AS mendominasi ekspor tanaman pangan di pasar Jepang, khususnya untuk produk serealia, biji-bijian, dan kacang-kacangan.
Nilai ekspor AS mencapai lebih dari $3,4 milyar, sementara negara lain hanya sekitar $500 juta, sehingga AS menguasai pasar produk tanaman pangan di Jepang hingga 90 persen. Sebaran nilai impor produk perkebunan di Jepang menunjukkan bahwa Malaysia dan Indonesia merupakan sumber utama kelapa sawit dan karet. Kontribusi negara lain dapat diabaikan karena sangat kecil. Untuk kakao dan produk kakao sumber utama impor Jepang adalah Ghana, Indonesia, Malaysia, Singapura, Thailand, Uni Eropa, AS, dan Amerika Latin.

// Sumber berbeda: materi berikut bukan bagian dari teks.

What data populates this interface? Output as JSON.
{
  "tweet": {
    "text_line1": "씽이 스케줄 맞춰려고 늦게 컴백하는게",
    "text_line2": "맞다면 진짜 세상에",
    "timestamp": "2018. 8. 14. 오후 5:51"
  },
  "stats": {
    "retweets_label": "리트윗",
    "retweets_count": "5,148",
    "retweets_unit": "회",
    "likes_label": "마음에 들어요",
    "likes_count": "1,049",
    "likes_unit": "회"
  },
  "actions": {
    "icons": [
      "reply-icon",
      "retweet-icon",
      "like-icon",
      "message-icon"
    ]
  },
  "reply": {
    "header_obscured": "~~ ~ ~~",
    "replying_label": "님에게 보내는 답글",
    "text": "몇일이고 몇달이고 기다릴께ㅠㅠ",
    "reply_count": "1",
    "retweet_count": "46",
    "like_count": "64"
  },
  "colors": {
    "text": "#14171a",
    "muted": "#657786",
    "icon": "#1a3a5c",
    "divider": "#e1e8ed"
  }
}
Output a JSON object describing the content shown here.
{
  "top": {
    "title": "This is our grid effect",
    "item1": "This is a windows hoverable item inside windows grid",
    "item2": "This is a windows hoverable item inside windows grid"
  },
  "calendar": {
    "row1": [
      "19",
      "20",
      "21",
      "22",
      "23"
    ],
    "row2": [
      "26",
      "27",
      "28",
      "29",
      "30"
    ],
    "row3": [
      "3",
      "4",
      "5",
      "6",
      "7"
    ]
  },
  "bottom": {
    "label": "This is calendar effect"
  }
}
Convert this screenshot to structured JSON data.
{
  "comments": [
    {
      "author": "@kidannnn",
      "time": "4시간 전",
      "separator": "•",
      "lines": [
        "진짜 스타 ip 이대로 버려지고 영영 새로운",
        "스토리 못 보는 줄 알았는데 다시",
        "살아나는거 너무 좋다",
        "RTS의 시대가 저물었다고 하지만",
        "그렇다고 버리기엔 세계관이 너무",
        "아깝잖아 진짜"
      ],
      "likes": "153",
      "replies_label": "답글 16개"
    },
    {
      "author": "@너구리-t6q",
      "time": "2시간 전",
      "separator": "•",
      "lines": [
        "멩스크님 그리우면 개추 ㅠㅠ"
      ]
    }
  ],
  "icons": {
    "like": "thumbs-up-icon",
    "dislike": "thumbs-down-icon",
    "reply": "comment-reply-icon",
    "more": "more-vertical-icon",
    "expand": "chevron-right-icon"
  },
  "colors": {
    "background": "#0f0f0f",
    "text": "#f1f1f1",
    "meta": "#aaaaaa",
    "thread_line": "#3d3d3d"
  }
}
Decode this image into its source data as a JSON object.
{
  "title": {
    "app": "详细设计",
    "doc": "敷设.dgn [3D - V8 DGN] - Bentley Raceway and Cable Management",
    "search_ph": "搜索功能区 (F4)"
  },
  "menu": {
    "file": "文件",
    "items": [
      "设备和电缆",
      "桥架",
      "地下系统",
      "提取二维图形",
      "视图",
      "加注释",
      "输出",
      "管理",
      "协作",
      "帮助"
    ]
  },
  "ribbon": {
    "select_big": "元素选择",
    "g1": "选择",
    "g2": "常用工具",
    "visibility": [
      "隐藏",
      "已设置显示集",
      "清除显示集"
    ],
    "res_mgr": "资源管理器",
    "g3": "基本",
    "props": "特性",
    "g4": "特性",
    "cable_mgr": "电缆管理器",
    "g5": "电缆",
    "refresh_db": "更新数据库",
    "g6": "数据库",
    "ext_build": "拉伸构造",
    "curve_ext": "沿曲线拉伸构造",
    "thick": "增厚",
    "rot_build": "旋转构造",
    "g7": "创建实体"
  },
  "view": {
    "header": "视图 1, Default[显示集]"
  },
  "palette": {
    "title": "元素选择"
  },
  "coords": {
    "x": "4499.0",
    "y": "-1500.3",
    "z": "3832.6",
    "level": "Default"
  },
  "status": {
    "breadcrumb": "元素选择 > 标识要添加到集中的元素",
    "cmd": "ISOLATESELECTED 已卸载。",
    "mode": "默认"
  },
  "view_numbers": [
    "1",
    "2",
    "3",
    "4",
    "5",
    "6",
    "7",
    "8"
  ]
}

Sayangnya realisasi ekspor Indonesia baru mencapai 27,4 persen dari potensi yang ada. Sementara Malaysia dan Ghana sudah di atas 70 persen. Singapura, negara tanpa tanaman kakao ini realisasi ekspor kakao dan produknya telah mecapai 100 persen potensi ekspor yang ada.
“Pesaing Indonesia untuk ekspor kopi di Jepang demikian banyak. Mulai dari eksportir terbesar Brazil, lalu disusul Kolombia, Vietnam, Guatemala, dan Ethiopia. Dengan penguatan kualitas produk, Indonesia sangat potensial untuk bisa memperluas penetrasi ekspor ke pasar Jepang,” tutup Sri optimistis.